Williams: Absolutely … Unlike Twitter-based scoring systems, we’re not looking to find celebrities with oodles of followers. Everyday social influencers with one, two or 200 friends make an impact. Sometimes, these are formal group leaders, but most often, they are simply regular people with charisma and a positive effect on others. Often, your best whales are just the one friend of a group of two to four others who acts as a leader or driving force. The trick will be making sure the people contributing the most to a brand’s community are properly recognized, rewarded, and provided with opportunities to evangelize. It's key to reward and empower the biggest fans and subsequently drive organic user acquisition and sustainable revenue.
SMMD: In their defense, the best “influencers” can reach a lot of consumers with their messages. Without their help, how can brands scale their social strategies?
Williams: We’re all social creatures, and we can’t help but affect others and be affected by them -- more profoundly than, say, a celebrity recommendation. Your friend buys a new song and your odds of buying that song go up. You play a game, and your friends are more likely to. With the science of micro social analytics and machine learning, we are constantly looking at the “social graph” of each consumer and how they have a ripple effect on their circle of influence.
SMMD: If a brand wants to maximize “social value,” what platforms and technology vendors should it be investing in?
Williams: The brand needs data at three steps: acquisition, analytics while in the service and CRM. Acquisition metrics are all about where the users came from. Combine a basic attribution package with insight into the consumer's eventual value and you can see what your costs of customer acquisition are. Add social value and you get the full picture. Analytics during the life cycle are equally important, and that's where we live. Companies need to be able to tie social value to specific content and services they offer. Does it go up at level 5, or when they put items in the cart? You have to have these basic nuts and bolts, often beyond aggregate systems like Google Analytics or Flurry. Then, you need tools to actually reach these social whales. Every firm needs a good campaign management tool and vendors for push notification, in-app messaging or email--whatever flavor fits the product best.
SMMD: With respect to “social value,” what best practices should brands be following?
Williams: Brands should first start thinking about how customers relate to each other, not just the brand. Can they impact that relationship by helping it out?
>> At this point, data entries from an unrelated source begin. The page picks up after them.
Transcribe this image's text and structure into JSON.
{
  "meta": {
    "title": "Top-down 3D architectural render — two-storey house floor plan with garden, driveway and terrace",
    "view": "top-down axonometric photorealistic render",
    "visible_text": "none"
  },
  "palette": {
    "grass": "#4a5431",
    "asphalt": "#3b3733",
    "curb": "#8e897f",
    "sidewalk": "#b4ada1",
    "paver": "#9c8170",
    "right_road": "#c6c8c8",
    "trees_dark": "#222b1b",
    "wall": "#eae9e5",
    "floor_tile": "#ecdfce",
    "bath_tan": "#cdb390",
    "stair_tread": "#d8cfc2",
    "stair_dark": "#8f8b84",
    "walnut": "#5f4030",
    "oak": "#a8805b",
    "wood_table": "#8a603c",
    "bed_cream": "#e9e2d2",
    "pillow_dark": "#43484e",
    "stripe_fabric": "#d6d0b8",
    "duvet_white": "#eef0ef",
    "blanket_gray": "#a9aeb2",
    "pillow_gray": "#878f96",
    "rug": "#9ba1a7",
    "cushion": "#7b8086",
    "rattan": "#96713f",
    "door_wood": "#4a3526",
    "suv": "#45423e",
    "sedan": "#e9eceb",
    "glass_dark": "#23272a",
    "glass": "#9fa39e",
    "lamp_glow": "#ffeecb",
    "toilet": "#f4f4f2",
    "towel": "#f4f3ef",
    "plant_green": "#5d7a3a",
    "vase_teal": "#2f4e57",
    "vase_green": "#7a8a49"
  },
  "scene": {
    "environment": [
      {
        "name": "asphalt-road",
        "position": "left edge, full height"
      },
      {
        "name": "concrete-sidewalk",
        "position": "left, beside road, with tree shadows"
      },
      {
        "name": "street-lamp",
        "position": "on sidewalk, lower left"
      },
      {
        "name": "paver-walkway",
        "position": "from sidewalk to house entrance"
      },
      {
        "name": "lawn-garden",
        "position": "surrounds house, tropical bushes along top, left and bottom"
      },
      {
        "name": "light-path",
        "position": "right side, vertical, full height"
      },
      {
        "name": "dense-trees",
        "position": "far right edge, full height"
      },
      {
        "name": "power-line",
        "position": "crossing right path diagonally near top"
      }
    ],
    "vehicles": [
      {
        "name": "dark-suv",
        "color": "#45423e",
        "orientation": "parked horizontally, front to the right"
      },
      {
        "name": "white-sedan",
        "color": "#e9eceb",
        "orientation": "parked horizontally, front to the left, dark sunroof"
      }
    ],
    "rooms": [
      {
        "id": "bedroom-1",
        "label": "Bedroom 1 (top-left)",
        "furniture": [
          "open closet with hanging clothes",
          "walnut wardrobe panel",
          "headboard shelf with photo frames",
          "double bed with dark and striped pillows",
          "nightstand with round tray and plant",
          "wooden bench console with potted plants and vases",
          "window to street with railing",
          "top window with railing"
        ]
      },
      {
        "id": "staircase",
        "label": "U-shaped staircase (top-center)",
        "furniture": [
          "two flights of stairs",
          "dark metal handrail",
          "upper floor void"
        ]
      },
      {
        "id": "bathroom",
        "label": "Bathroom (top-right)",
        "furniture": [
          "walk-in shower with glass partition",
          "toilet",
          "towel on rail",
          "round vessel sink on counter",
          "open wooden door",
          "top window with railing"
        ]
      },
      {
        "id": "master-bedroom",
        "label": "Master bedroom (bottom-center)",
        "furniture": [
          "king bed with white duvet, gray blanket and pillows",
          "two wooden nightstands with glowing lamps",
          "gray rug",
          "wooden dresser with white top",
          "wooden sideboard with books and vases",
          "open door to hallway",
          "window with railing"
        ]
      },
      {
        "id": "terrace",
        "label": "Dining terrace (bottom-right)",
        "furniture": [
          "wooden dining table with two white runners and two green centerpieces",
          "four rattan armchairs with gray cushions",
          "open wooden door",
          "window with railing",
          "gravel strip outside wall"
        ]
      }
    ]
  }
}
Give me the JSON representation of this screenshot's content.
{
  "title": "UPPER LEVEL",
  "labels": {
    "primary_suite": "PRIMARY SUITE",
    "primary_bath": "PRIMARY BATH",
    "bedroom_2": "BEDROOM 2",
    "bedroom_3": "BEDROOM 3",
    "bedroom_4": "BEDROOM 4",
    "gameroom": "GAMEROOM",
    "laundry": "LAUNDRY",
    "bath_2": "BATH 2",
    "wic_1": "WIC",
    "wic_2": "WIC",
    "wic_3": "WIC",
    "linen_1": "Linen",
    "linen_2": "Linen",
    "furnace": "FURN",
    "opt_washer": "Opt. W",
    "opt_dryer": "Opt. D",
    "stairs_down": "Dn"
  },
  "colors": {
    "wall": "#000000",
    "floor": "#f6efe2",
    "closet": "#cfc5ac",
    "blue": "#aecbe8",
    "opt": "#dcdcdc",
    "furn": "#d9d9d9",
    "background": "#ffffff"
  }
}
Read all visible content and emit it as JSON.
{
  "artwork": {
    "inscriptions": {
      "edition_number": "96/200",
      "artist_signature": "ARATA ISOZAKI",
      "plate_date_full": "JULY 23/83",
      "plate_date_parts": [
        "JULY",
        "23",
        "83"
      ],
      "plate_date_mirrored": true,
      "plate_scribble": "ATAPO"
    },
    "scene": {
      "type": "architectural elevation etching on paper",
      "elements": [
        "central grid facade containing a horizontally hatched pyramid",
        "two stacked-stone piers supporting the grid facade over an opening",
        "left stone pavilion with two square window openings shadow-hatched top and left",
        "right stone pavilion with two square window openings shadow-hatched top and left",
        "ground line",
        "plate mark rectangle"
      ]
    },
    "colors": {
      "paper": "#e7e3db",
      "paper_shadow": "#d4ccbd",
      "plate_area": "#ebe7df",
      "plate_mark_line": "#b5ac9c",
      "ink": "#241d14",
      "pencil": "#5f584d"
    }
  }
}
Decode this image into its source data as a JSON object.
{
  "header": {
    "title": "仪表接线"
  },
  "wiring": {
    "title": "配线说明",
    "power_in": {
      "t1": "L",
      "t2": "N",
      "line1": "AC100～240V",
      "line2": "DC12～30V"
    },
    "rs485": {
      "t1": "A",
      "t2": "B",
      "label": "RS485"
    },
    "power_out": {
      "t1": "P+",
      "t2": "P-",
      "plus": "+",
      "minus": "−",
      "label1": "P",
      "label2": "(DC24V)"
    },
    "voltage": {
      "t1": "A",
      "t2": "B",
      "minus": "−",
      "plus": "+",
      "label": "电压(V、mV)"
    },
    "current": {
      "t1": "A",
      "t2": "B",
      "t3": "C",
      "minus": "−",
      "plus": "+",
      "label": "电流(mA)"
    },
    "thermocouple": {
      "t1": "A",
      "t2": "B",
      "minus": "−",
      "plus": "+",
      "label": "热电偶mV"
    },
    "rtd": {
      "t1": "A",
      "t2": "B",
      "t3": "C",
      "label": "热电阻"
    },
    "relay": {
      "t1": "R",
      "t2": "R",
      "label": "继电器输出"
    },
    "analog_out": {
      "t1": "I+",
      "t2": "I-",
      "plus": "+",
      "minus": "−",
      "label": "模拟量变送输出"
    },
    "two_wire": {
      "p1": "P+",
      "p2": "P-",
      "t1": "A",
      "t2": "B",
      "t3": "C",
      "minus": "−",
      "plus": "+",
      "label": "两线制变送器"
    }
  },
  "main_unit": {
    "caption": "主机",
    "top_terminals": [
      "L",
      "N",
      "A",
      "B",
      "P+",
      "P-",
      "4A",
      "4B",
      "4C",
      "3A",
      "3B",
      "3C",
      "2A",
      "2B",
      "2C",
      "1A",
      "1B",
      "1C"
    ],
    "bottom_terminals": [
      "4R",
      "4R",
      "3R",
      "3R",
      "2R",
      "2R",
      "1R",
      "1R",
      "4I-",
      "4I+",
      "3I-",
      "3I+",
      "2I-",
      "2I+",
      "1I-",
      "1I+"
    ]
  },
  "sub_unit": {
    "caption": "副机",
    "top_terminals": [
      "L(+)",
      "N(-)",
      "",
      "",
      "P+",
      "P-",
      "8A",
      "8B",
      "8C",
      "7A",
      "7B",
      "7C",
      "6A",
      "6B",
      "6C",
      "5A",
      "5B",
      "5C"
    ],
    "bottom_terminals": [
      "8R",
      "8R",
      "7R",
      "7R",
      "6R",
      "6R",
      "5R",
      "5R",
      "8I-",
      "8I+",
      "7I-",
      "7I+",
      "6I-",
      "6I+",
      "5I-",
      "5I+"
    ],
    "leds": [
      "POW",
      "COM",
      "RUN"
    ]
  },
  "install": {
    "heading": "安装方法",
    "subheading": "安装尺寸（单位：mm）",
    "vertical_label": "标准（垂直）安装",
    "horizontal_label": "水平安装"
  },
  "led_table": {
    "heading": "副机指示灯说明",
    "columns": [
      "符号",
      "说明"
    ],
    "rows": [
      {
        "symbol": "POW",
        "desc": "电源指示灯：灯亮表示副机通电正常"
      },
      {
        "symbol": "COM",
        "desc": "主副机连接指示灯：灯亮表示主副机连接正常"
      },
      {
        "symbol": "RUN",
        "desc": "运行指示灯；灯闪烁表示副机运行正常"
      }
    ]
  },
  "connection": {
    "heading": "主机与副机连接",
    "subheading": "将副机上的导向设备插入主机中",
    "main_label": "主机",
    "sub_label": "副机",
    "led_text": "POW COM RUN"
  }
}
If they make two consumers happy together, the brand will make its money just fine. Sometimes, it's just about giving a discount and seeing that value ripple out, but sometimes, it's about that more organic social relationship between customers. If the brand recognizes this, they'll realize that they need to piggyback on these influencers. Make them happy and results will follow. Get more of them because they're worth more than a life time value (LTV) system realizes. And retain them because when they go, you lose more than you thought.
SMMD: For all their limitations, do you foresee social influencers losing their appeal among brands any time soon?
Williams: Social influencers in the current sense of social media mavens are still useful. These are the people who make good spokespersons and command attention. I don't recommend ignoring them. What I do recommend is realizing that your spouse, your co-worker and your friend down the block often command more influence than Ellen. If all you are doing is hiring bloggers, mavens and celebrities, you're missing out on the everyday very influential things that happen on the local level. It's time to realize that influence is micro, can be measured, and should be leveraged.